Reflecting back on his childhood, Stewart’s alter ego explores episodes of his childhood where he was bullied at school, subjected to a diatribe of racial abuse from his father, failed to bond with his mother (we see him visiting a psychiatrist with her), all leading to incidents of self harm and mental anguish which culminate in his stalking an ex-girlfriend.   Through this construct he attempts to illustrate how prison confinement can actively breed negativity and hothouse a climate of violent racism, xenophobia and misogyny in inmates from difficult or dysfunctional families.

The idea is a good one, but the problem lies in the lack of drama between the central characters: whereas Alexander is portrayed as an unpleasant and unremittingly bitter man (which he may well be), Hamdouchi’s Mubarek comes across as affable and appealingly passive which makes it almost impossible for us to understand why he would become an object of hatred; let alone the victim of a vicious killing, when there has been no apparent animosity between these cellmates. There are no undertones of racial unrest and little to instill a climate of personal fear surrounding Mubarek. The officers in charge appear stern but certainly not hostile. And Mubarek’s personality remains un-explored throughout. So apart from Alexander’s strong performance there is hardly any convincing hostile interaction with the other inmates (compared to A Prophet or Starred Up for example) making it feel very much like a one-handed monologue by Stewart, who without doubt, has a deeply disturbed personality.
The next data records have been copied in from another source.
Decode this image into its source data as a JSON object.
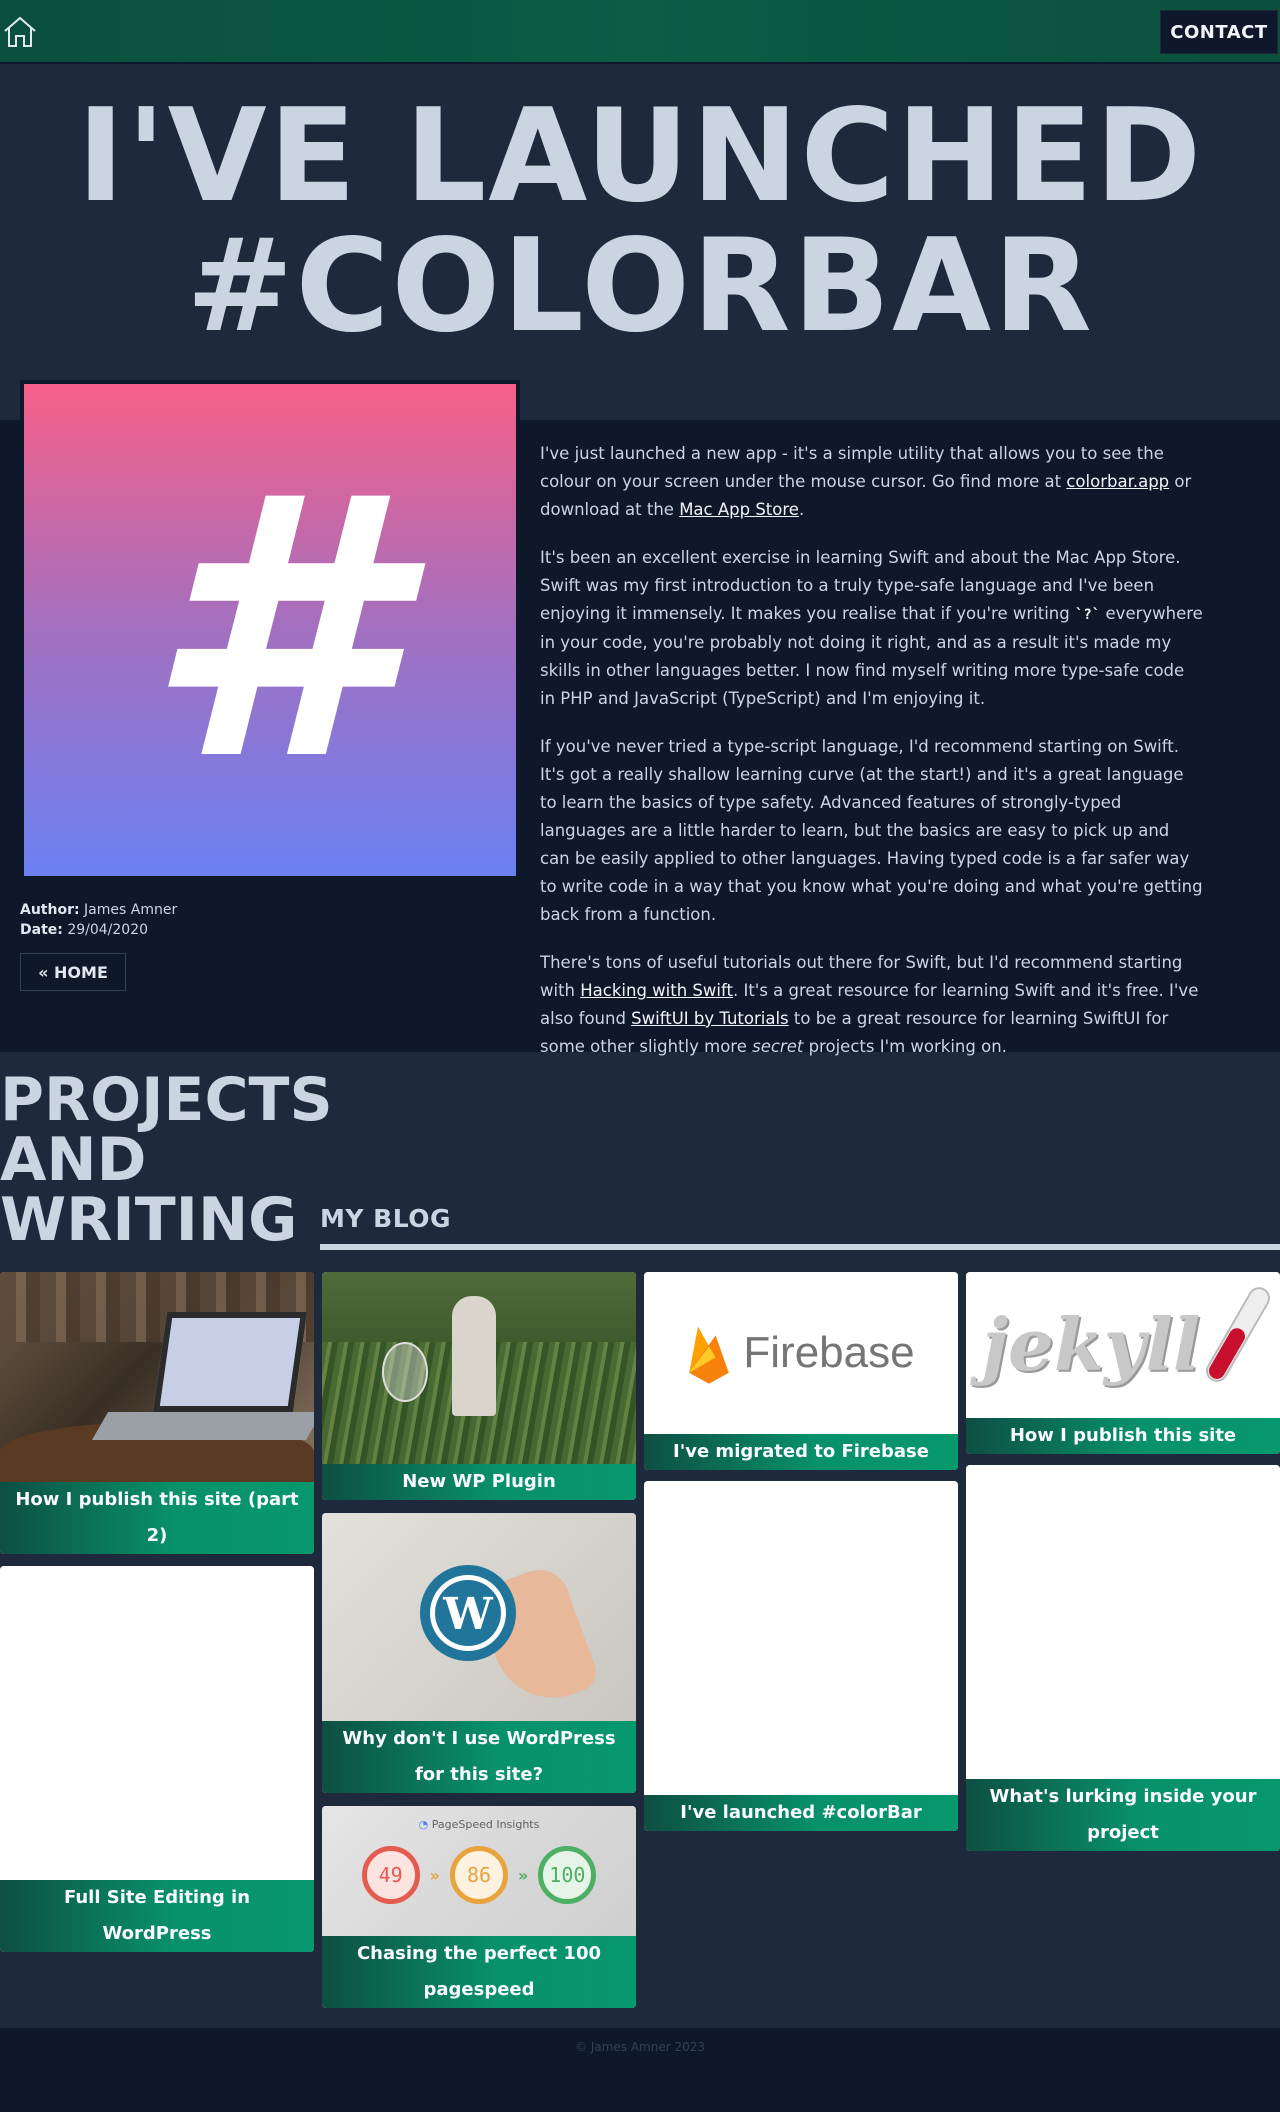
{
  "header": {
    "contact_label": "CONTACT"
  },
  "hero": {
    "title_line1": "I'VE LAUNCHED",
    "title_line2": "#COLORBAR"
  },
  "post": {
    "image_glyph": "#",
    "author_label": "Author:",
    "author": "James Amner",
    "date_label": "Date:",
    "date": "29/04/2020",
    "home_label": "« HOME",
    "p1_a": "I've just launched a new app - it's a simple utility that allows you to see the colour on your screen under the mouse cursor. Go find more at ",
    "p1_link1": "colorbar.app",
    "p1_b": " or download at the ",
    "p1_link2": "Mac App Store",
    "p1_c": ".",
    "p2_a": "It's been an excellent exercise in learning Swift and about the Mac App Store. Swift was my first introduction to a truly type-safe language and I've been enjoying it immensely. It makes you realise that if you're writing ",
    "p2_code": "`?`",
    "p2_b": " everywhere in your code, you're probably not doing it right, and as a result it's made my skills in other languages better. I now find myself writing more type-safe code in PHP and JavaScript (TypeScript) and I'm enjoying it.",
    "p3": "If you've never tried a type-script language, I'd recommend starting on Swift. It's got a really shallow learning curve (at the start!) and it's a great language to learn the basics of type safety. Advanced features of strongly-typed languages are a little harder to learn, but the basics are easy to pick up and can be easily applied to other languages. Having typed code is a far safer way to write code in a way that you know what you're doing and what you're getting back from a function.",
    "p4_a": "There's tons of useful tutorials out there for Swift, but I'd recommend starting with ",
    "p4_link1": "Hacking with Swift",
    "p4_b": ". It's a great resource for learning Swift and it's free. I've also found ",
    "p4_link2": "SwiftUI by Tutorials",
    "p4_c": " to be a great resource for learning SwiftUI for some other slightly more ",
    "p4_em": "secret",
    "p4_d": " projects I'm working on."
  },
  "projects": {
    "title_line1": "PROJECTS",
    "title_line2": "AND",
    "title_line3": "WRITING",
    "blog_label": "MY BLOG",
    "cards": [
      {
        "title": "How I publish this site (part 2)"
      },
      {
        "title": "Full Site Editing in WordPress"
      },
      {
        "title": "New WP Plugin"
      },
      {
        "title": "Why don't I use WordPress for this site?"
      },
      {
        "title": "Chasing the perfect 100 pagespeed"
      },
      {
        "title": "I've migrated to Firebase",
        "logo_text": "Firebase"
      },
      {
        "title": "I've launched #colorBar"
      },
      {
        "title": "How I publish this site",
        "logo_text": "jekyll"
      },
      {
        "title": "What's lurking inside your project"
      }
    ],
    "pagespeed": {
      "heading": "PageSpeed Insights",
      "scores": [
        "49",
        "86",
        "100"
      ],
      "arrow": "»"
    }
  },
  "footer": {
    "copyright": "© James Amner 2023"
  },
  "colors": {
    "accent": "#07986d",
    "header_green": "#0a5c45",
    "page_bg": "#1e293b",
    "panel_bg": "#0f172a",
    "text": "#cbd5e1"
  }
}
So after a positive start, interest starts to wane with the repetitiveness of Stewart’s vilification and the lack of dramatic punch with the others, and more importantly, Mubarek himself. Simon Richards’ cinematography gives the film a stylish feel and the support cast perform well especially Gethin Anthony as the Officer in charge. The filmmakers certainly had brave and honourable intentions with WE ARE MONSTER, but ultimately this terrible tragedy deserves a more radical approach rather than this simplistic treatment. MT

Robert Stewart was given life for murder. In 2006, a public inquiry found this tragic murder could have been prevented.